I looked closer at her face and I was surprised to realize she was looking back at me. 
I was not her, although I could have been.
or the tall sturdy almost plump one in the pink wool empire waisted coat
with the pink scarf tied tightly around her throat twice,
with the knot squarely in the center of her long neck-
her determined boots echoed in the subway tunnel, 
and she felt me watching her and stared straight ahead. 
I imagined she felt exposed. 
I have felt that way. 
I may have been the guy who was gracefully perched against the tiled wall 
in the 42 st ‘n’ train stop. 
He was beautiful and all the way across two sets of train tracks so I could safely gaze upon him and I imagined him to be a dancer or an actor on a stage.
he was sitting there so serenely,
unconscious of the filthy loud station. or of my notice. 
or maybe that was a part of his performance. 
when the autumn day is a bit cool and hazy, 
as the warmth from the earth meets the cooler air,
and the mist causes water droplets to form on my skin-
then I feel the swirling of my ghosts around me and I am 
pulled inward to a place which exists only in some inner dimension  
and not in any present tense 
and I realize 
I am still looking for myself,
seeking my history, my bond with these people 
who I see only from the outside -though
I rise and fall on their stance and posture ,
and I dance and sway on their words
which I recall in my own conversations
from elsewhere 
and possibly in another time. 
I feel no shame in observing them thus. 
by necessity, I am a voyeur. 
I was excluded from their table.

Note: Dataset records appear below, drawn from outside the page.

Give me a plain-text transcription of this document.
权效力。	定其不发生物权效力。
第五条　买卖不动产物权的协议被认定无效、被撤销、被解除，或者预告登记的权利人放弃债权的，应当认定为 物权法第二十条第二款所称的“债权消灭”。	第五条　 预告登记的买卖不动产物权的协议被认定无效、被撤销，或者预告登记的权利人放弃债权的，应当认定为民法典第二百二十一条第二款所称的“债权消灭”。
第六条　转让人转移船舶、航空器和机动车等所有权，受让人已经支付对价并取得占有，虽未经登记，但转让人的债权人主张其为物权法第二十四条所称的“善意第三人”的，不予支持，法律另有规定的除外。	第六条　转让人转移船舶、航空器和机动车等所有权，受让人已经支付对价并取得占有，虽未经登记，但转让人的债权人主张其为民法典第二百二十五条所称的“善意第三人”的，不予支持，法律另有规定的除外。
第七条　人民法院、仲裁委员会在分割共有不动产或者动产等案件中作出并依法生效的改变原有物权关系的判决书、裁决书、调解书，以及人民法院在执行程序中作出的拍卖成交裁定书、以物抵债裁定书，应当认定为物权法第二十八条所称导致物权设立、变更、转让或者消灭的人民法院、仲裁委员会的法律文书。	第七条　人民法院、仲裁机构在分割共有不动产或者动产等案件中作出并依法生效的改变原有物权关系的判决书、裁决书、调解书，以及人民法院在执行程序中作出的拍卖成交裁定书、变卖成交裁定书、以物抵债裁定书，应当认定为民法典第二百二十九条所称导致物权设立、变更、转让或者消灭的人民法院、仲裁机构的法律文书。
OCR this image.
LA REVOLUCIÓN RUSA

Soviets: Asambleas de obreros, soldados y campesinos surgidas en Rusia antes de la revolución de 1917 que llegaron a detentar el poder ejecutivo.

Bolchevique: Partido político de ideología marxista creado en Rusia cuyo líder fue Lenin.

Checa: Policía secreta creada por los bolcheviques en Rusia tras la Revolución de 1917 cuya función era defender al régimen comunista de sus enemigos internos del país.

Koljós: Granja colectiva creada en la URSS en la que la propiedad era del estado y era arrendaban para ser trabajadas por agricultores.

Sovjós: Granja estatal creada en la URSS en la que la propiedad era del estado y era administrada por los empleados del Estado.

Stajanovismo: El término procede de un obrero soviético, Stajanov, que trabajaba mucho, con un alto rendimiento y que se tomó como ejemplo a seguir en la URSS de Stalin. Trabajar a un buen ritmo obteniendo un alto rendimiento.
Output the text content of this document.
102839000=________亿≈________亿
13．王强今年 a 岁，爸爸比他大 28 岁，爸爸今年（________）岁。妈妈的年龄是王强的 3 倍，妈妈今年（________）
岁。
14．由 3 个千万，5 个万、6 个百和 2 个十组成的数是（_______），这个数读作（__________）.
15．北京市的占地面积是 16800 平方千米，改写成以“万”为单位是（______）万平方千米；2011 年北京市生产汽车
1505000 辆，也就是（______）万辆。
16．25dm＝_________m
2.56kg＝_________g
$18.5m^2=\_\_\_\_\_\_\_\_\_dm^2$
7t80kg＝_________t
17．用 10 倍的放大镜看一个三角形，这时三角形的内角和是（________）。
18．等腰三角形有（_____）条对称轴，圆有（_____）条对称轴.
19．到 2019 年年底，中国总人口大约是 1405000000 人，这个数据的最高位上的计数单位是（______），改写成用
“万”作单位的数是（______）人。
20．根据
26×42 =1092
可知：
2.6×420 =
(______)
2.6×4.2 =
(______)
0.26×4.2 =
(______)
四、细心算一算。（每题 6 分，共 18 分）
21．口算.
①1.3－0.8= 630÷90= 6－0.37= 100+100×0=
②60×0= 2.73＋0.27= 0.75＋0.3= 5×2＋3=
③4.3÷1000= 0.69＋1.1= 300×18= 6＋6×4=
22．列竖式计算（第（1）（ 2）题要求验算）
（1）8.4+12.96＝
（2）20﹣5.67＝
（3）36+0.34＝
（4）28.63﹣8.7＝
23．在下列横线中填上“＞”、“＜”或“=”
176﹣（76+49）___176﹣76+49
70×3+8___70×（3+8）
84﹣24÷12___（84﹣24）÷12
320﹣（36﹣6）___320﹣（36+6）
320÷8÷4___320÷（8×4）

I did not partake of their horn of plenty.
I was shunned. and
no one looked into my face to see me looking back.
As I watch the people 
in their orbits
and measure their response,
and participate in their trajectories,
I realize I am looking for an opening 
into my own understanding.
I am looking for a way back in.


2 comments:

Unknown said...

I love the imagery. It makes me miss winters in NY and NY in general.

Anonymous said...

martha,
i do that too. but not on a subway- rather, wherever i am when i'm not here. tx for putting my experience in words.